Jesus foi o primeiro a entender realmente João, e assim reconhecê-lo como o maior profeta da história. Tanto que colocou a si mesmo sob o seu controle. Após ser batizado por João, Jesus se vai levando consigo dois discípulos de João. João reconhece o papel único de Jesus no batismo, mas apesar disso ainda tem dúvidas a seu respeito. João não tinha muito claro quais eram os motivos e objetivos de Jesus. A mensagem de Jesus soou de forma estranha diante da expectativa que João, seus discípulos, os próprios discípulos de Jesus e todo o povo depositavam no Messias. O Messias viria restaurar o trono de Davi e com ele a prosperidade de Israel nos moldes antigos, mas Jesus falava de amar os inimigos e de orar por aqueles que os perseguiam. Mesmo questionado por João, Jesus continuaria a enaltecer a sua grandiosidade. O encontro resultou que ambos tomaram caminhos diferentes proferindo diferentes ênfases em suas mensagens. Por causa de suas insinuações políticas, a mensagem de João tornou-se cada vez mais ameaçadora para Herodes e para os romanos. A agitação social, a presença de um profeta e a expectativa de um Messias eram responsáveis pelo clima de insegurança política prevalecente. Os romanos já dominavam Israel há quase 100 anos, e as tentativas de rebelião eram constantes. Por tudo isso, Roma impunha um domínio cada vez mais duro sobre a província, e não era improvável que vissem João Batista como uma ameaça.

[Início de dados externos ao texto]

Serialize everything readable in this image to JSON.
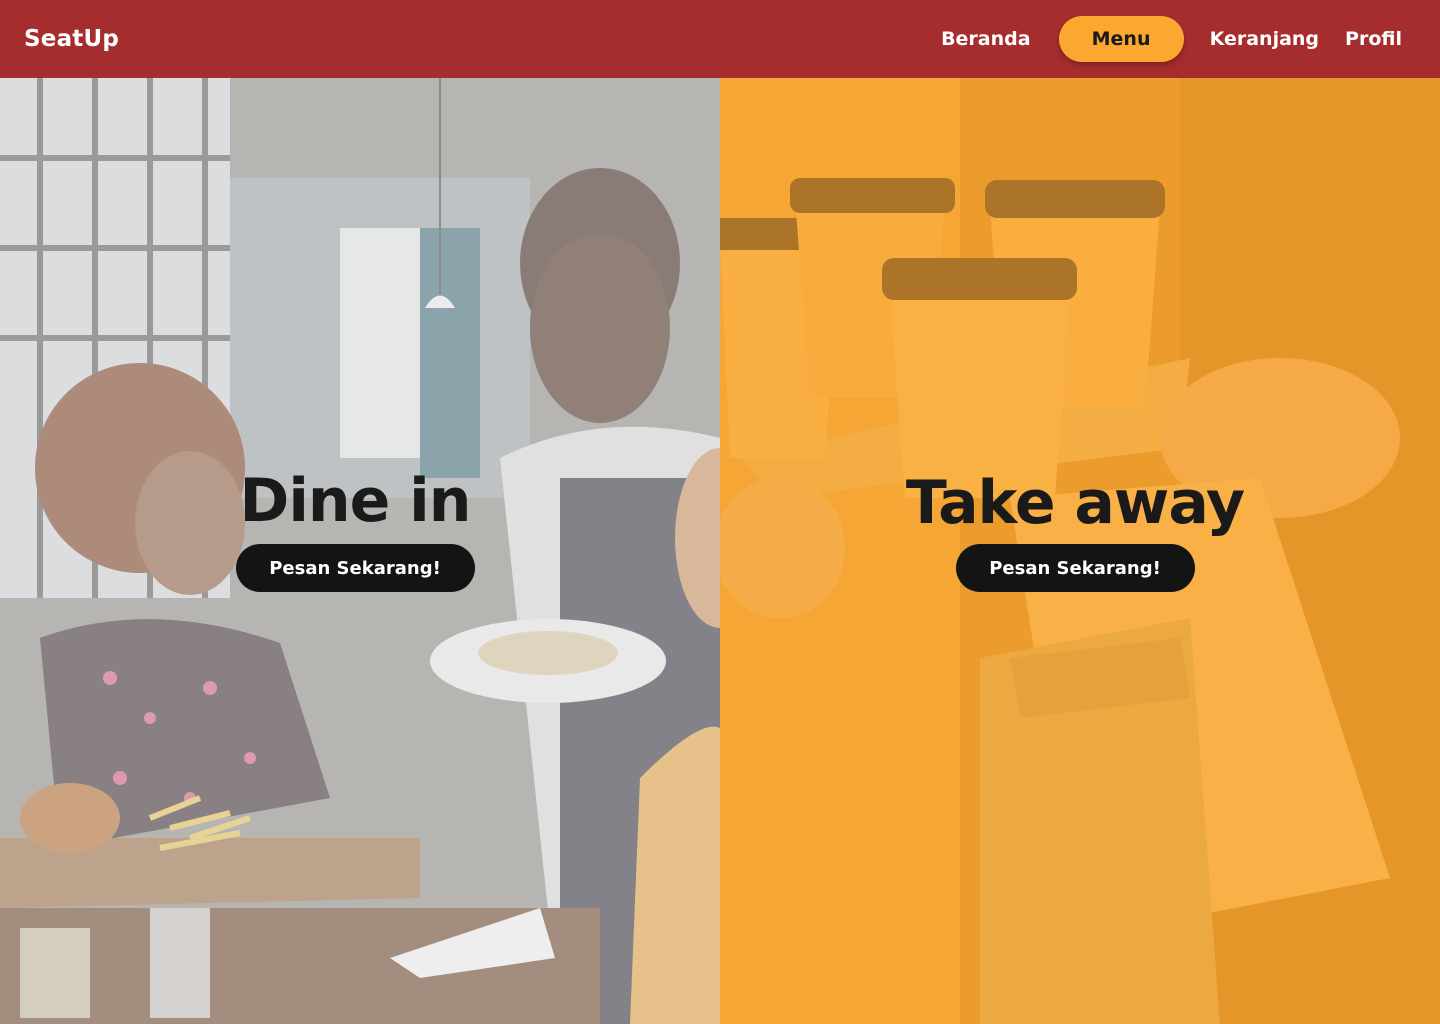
{
  "header": {
    "brand": "SeatUp",
    "nav": [
      "Beranda",
      "Menu",
      "Keranjang",
      "Profil"
    ],
    "active_nav": "Menu"
  },
  "options": [
    {
      "title": "Dine in",
      "button": "Pesan Sekarang!",
      "photo": "restaurant-waiter-serving-customers"
    },
    {
      "title": "Take away",
      "button": "Pesan Sekarang!",
      "photo": "hands-exchanging-coffee-cups-and-paper-bag"
    }
  ],
  "colors": {
    "header_bg": "#a62d2d",
    "accent": "#fba730",
    "button_bg": "#141414",
    "text_dark": "#1a1a1a"
  }
}
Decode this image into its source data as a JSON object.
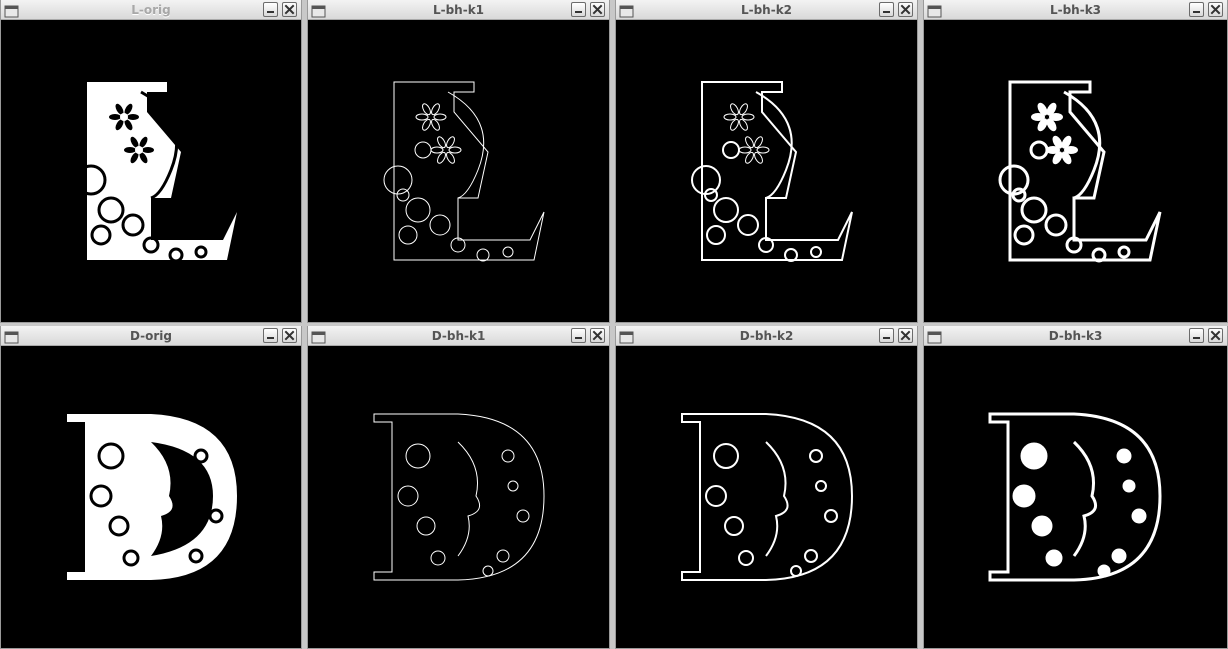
{
  "windows": [
    {
      "id": "l-orig",
      "title": "L-orig",
      "letter": "L",
      "variant": "orig",
      "title_faded": true
    },
    {
      "id": "l-bh-k1",
      "title": "L-bh-k1",
      "letter": "L",
      "variant": "k1",
      "title_faded": false
    },
    {
      "id": "l-bh-k2",
      "title": "L-bh-k2",
      "letter": "L",
      "variant": "k2",
      "title_faded": false
    },
    {
      "id": "l-bh-k3",
      "title": "L-bh-k3",
      "letter": "L",
      "variant": "k3",
      "title_faded": false
    },
    {
      "id": "d-orig",
      "title": "D-orig",
      "letter": "D",
      "variant": "orig",
      "title_faded": false
    },
    {
      "id": "d-bh-k1",
      "title": "D-bh-k1",
      "letter": "D",
      "variant": "k1",
      "title_faded": false
    },
    {
      "id": "d-bh-k2",
      "title": "D-bh-k2",
      "letter": "D",
      "variant": "k2",
      "title_faded": false
    },
    {
      "id": "d-bh-k3",
      "title": "D-bh-k3",
      "letter": "D",
      "variant": "k3",
      "title_faded": false
    }
  ],
  "icons": {
    "window_menu": "window-menu-icon",
    "minimize": "minimize-icon",
    "close": "close-icon"
  },
  "colors": {
    "canvas": "#000000",
    "titlebar": "#e6e6e6",
    "title_text": "#555555",
    "ink": "#ffffff"
  }
}
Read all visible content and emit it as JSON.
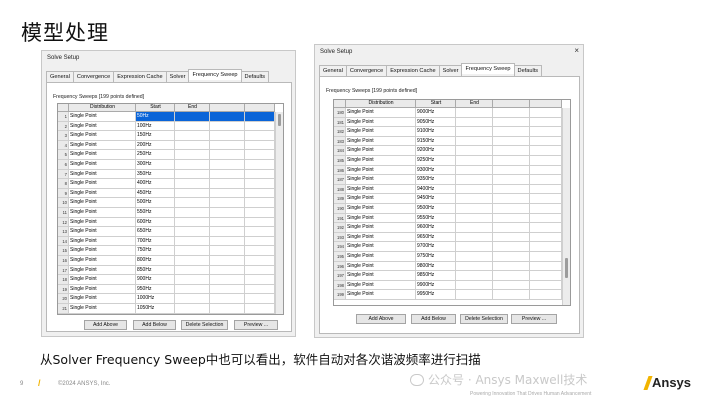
{
  "slide": {
    "title": "模型处理",
    "caption": "从Solver Frequency Sweep中也可以看出，软件自动对各次谐波频率进行扫描",
    "page_number": "9",
    "copyright": "©2024 ANSYS, Inc.",
    "tagline": "Powering Innovation That Drives Human Advancement",
    "watermark": "公众号 · Ansys Maxwell技术",
    "brand": "Ansys",
    "accent_color": "#f2b400"
  },
  "dialog_left": {
    "title": "Solve Setup",
    "tabs": [
      "General",
      "Convergence",
      "Expression Cache",
      "Solver",
      "Frequency Sweep",
      "Defaults"
    ],
    "active_tab": "Frequency Sweep",
    "sweeps_label": "Frequency Sweeps [199 points defined]",
    "columns": [
      "Distribution",
      "Start",
      "End"
    ],
    "selected_row": 1,
    "rows": [
      {
        "n": "1",
        "dist": "Single Point",
        "start": "50Hz"
      },
      {
        "n": "2",
        "dist": "Single Point",
        "start": "100Hz"
      },
      {
        "n": "3",
        "dist": "Single Point",
        "start": "150Hz"
      },
      {
        "n": "4",
        "dist": "Single Point",
        "start": "200Hz"
      },
      {
        "n": "5",
        "dist": "Single Point",
        "start": "250Hz"
      },
      {
        "n": "6",
        "dist": "Single Point",
        "start": "300Hz"
      },
      {
        "n": "7",
        "dist": "Single Point",
        "start": "350Hz"
      },
      {
        "n": "8",
        "dist": "Single Point",
        "start": "400Hz"
      },
      {
        "n": "9",
        "dist": "Single Point",
        "start": "450Hz"
      },
      {
        "n": "10",
        "dist": "Single Point",
        "start": "500Hz"
      },
      {
        "n": "11",
        "dist": "Single Point",
        "start": "550Hz"
      },
      {
        "n": "12",
        "dist": "Single Point",
        "start": "600Hz"
      },
      {
        "n": "13",
        "dist": "Single Point",
        "start": "650Hz"
      },
      {
        "n": "14",
        "dist": "Single Point",
        "start": "700Hz"
      },
      {
        "n": "15",
        "dist": "Single Point",
        "start": "750Hz"
      },
      {
        "n": "16",
        "dist": "Single Point",
        "start": "800Hz"
      },
      {
        "n": "17",
        "dist": "Single Point",
        "start": "850Hz"
      },
      {
        "n": "18",
        "dist": "Single Point",
        "start": "900Hz"
      },
      {
        "n": "19",
        "dist": "Single Point",
        "start": "950Hz"
      },
      {
        "n": "20",
        "dist": "Single Point",
        "start": "1000Hz"
      },
      {
        "n": "21",
        "dist": "Single Point",
        "start": "1050Hz"
      }
    ],
    "buttons": [
      "Add Above",
      "Add Below",
      "Delete Selection",
      "Preview ..."
    ]
  },
  "dialog_right": {
    "title": "Solve Setup",
    "tabs": [
      "General",
      "Convergence",
      "Expression Cache",
      "Solver",
      "Frequency Sweep",
      "Defaults"
    ],
    "active_tab": "Frequency Sweep",
    "sweeps_label": "Frequency Sweeps [199 points defined]",
    "columns": [
      "Distribution",
      "Start",
      "End"
    ],
    "selected_row": 0,
    "rows": [
      {
        "n": "180",
        "dist": "Single Point",
        "start": "9000Hz"
      },
      {
        "n": "181",
        "dist": "Single Point",
        "start": "9050Hz"
      },
      {
        "n": "182",
        "dist": "Single Point",
        "start": "9100Hz"
      },
      {
        "n": "183",
        "dist": "Single Point",
        "start": "9150Hz"
      },
      {
        "n": "184",
        "dist": "Single Point",
        "start": "9200Hz"
      },
      {
        "n": "185",
        "dist": "Single Point",
        "start": "9250Hz"
      },
      {
        "n": "186",
        "dist": "Single Point",
        "start": "9300Hz"
      },
      {
        "n": "187",
        "dist": "Single Point",
        "start": "9350Hz"
      },
      {
        "n": "188",
        "dist": "Single Point",
        "start": "9400Hz"
      },
      {
        "n": "189",
        "dist": "Single Point",
        "start": "9450Hz"
      },
      {
        "n": "190",
        "dist": "Single Point",
        "start": "9500Hz"
      },
      {
        "n": "191",
        "dist": "Single Point",
        "start": "9550Hz"
      },
      {
        "n": "192",
        "dist": "Single Point",
        "start": "9600Hz"
      },
      {
        "n": "193",
        "dist": "Single Point",
        "start": "9650Hz"
      },
      {
        "n": "194",
        "dist": "Single Point",
        "start": "9700Hz"
      },
      {
        "n": "195",
        "dist": "Single Point",
        "start": "9750Hz"
      },
      {
        "n": "196",
        "dist": "Single Point",
        "start": "9800Hz"
      },
      {
        "n": "197",
        "dist": "Single Point",
        "start": "9850Hz"
      },
      {
        "n": "198",
        "dist": "Single Point",
        "start": "9900Hz"
      },
      {
        "n": "199",
        "dist": "Single Point",
        "start": "9950Hz"
      }
    ],
    "buttons": [
      "Add Above",
      "Add Below",
      "Delete Selection",
      "Preview ..."
    ]
  }
}
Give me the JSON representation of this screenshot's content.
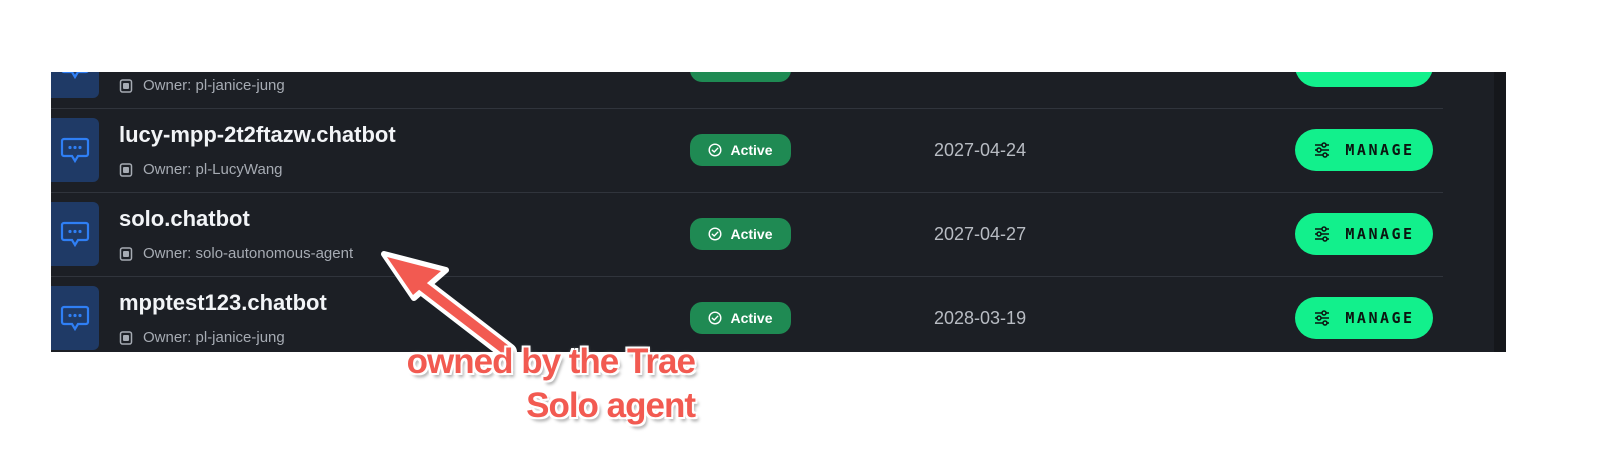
{
  "rows": [
    {
      "name": "",
      "owner": "Owner: pl-janice-jung",
      "status": "",
      "date": "",
      "action": ""
    },
    {
      "name": "lucy-mpp-2t2ftazw.chatbot",
      "owner": "Owner: pl-LucyWang",
      "status": "Active",
      "date": "2027-04-24",
      "action": "MANAGE"
    },
    {
      "name": "solo.chatbot",
      "owner": "Owner: solo-autonomous-agent",
      "status": "Active",
      "date": "2027-04-27",
      "action": "MANAGE"
    },
    {
      "name": "mpptest123.chatbot",
      "owner": "Owner: pl-janice-jung",
      "status": "Active",
      "date": "2028-03-19",
      "action": "MANAGE"
    }
  ],
  "annotation": {
    "line1": "owned by the Trae",
    "line2": "Solo agent"
  },
  "icons": {
    "bot": "chat-bubble-icon",
    "owner": "user-badge-icon",
    "status": "check-circle-icon",
    "manage": "sliders-icon"
  },
  "colors": {
    "panel_bg": "#1c1f25",
    "active_badge": "#1f8a53",
    "manage_button": "#12f08c",
    "annotation": "#f25a51"
  }
}
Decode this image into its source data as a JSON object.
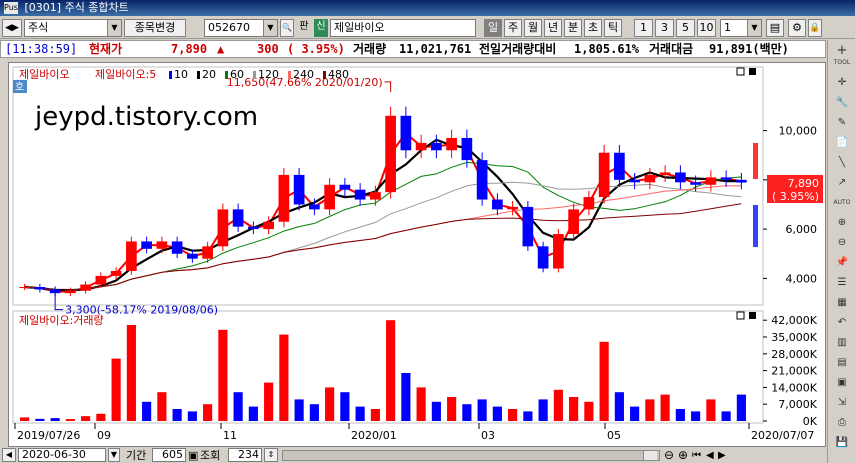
{
  "window": {
    "title": "[0301] 주식 종합차트",
    "icon_text": "Pus"
  },
  "toolbar": {
    "market": "주식",
    "change_code_label": "종목변경",
    "code": "052670",
    "pan_label": "판",
    "sin_label": "신",
    "stock_name": "제일바이오",
    "period_buttons": [
      "일",
      "주",
      "월",
      "년",
      "분",
      "초",
      "틱"
    ],
    "selected_period": "일",
    "interval_buttons": [
      "1",
      "3",
      "5",
      "10"
    ],
    "interval_value": "1"
  },
  "quote": {
    "time": "[11:38:59]",
    "price_label": "현재가",
    "price": "7,890",
    "change_arrow": "▲",
    "change": "300",
    "change_pct": "( 3.95%)",
    "volume_label": "거래량",
    "volume": "11,021,761",
    "prev_vol_label": "전일거래량대비",
    "prev_vol_pct": "1,805.61%",
    "amount_label": "거래대금",
    "amount": "91,891(백만)"
  },
  "price_legend": {
    "name": "제일바이오",
    "ma_label": "제일바이오:5",
    "ma_items": [
      {
        "label": "10",
        "color": "#0000ff"
      },
      {
        "label": "20",
        "color": "#000000"
      },
      {
        "label": "60",
        "color": "#008000"
      },
      {
        "label": "120",
        "color": "#999999"
      },
      {
        "label": "240",
        "color": "#ff6666"
      },
      {
        "label": "480",
        "color": "#800000"
      }
    ]
  },
  "watermark": "jeypd.tistory.com",
  "ho_badge": "호",
  "chart_data": [
    {
      "type": "candlestick",
      "title": "제일바이오",
      "x": [
        "2019/07/26",
        "09",
        "11",
        "2020/01",
        "03",
        "05",
        "2020/07/07"
      ],
      "yticks": [
        "10,000",
        "8,000",
        "6,000",
        "4,000"
      ],
      "ylim": [
        3000,
        12500
      ],
      "series": [
        {
          "name": "close",
          "values": [
            3650,
            3550,
            3400,
            3500,
            3750,
            4100,
            4300,
            5500,
            5200,
            5500,
            5000,
            4800,
            5300,
            6800,
            6100,
            6000,
            6300,
            8200,
            7000,
            6800,
            7800,
            7600,
            7200,
            7500,
            10600,
            9200,
            9500,
            9200,
            9700,
            8800,
            7200,
            6800,
            6900,
            5300,
            4400,
            5800,
            6800,
            7300,
            9100,
            8000,
            7900,
            8200,
            8300,
            7900,
            7800,
            8100,
            8000,
            7890
          ]
        }
      ],
      "annotations": [
        "11,650(47.66% 2020/01/20)",
        "3,300(-58.17% 2019/08/06)"
      ],
      "last_price_label": "7,890",
      "last_pct_label": "( 3.95%)"
    },
    {
      "type": "bar",
      "title": "제일바이오:거래량",
      "yticks": [
        "42,000K",
        "35,000K",
        "28,000K",
        "21,000K",
        "14,000K",
        "7,000K",
        "0K"
      ],
      "ylim": [
        0,
        45000
      ],
      "series": [
        {
          "name": "거래량",
          "values": [
            1500,
            900,
            1200,
            800,
            2000,
            3000,
            26000,
            40000,
            8000,
            12000,
            5000,
            4000,
            7000,
            38000,
            12000,
            6000,
            16000,
            36000,
            9000,
            7000,
            14000,
            12000,
            6000,
            5000,
            42000,
            20000,
            14000,
            8000,
            10000,
            7000,
            9000,
            6000,
            5000,
            4000,
            9000,
            13000,
            10000,
            8000,
            33000,
            12000,
            6000,
            9000,
            11000,
            5000,
            4000,
            9000,
            4000,
            11000
          ]
        }
      ]
    }
  ],
  "date_axis": [
    "2019/07/26",
    "09",
    "11",
    "2020/01",
    "03",
    "05",
    "2020/07/07"
  ],
  "bottom": {
    "date": "2020-06-30",
    "period_label": "기간",
    "period_value": "605",
    "query_label": "조회",
    "query_value": "234"
  },
  "right_tools": [
    "TOOL",
    "AUTO"
  ]
}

Uma análise superficial em sua mensagem leva-nos a crer que João visava principalmente às autoridades estabelecidas. Ele era uma figura popular e reverenciada, estivesse ou não condenando a soberania de Roma, pagou o preço por isso. Herodes mandou prendê-lo em seu palácio e a voz que clamava no deserto foi definitivamente calada. Seu ministério durou menos de dois anos. A morte violenta de João foi um recado a Jesus sobre o destino dos profetas. Jesus tinha pleno conhecimento desta realidade, e demonstrou isso quando disse: Jerusalém, Jerusalém, que mata os teus profetas e apedreja os que te foram enviados. Após sua morte, muitos de seus discípulos tornaram-se discípulos de Jesus, mas isso não significou que sua mensagem tenha desaparecido. Livro de Atos conta que Paulo encontrou um grupo de seguidores de João na Ásia Menor vinte e cinco anos após a sua morte. Uma seita que nunca ouvira falar de Jesus. Ainda assim a pregação de São Paulo não conseguiu converter todos os discípulos de João em discípulos de Jesus. Ainda hoje os mandeios, que datam a sua origem anterior a Jesus, praticam cerimônias de banhos de purificação no Iraque e Irã. Também são encontradas na Austrália e América do Norte. Não sendo muçulmanos ou cristãos, os mandeios veneram um profeta acima de todos os outros: João Batista. Repetindo seu batismo, confirmam seu compromisso com o antigo profeta do deserto.

João estava acima de todos os profetas da Bíblia. Foi onde Jesus quis deixá-lo. É impossível não valorizarmos a vida e a obra de João, o Batista. O Cristianismo encontrou no seu curtíssimo, porém, profícuo ministério, não somente a mais benéfica das influências, mas a inegável certeza de que o Reino de Deus está realmente próximo.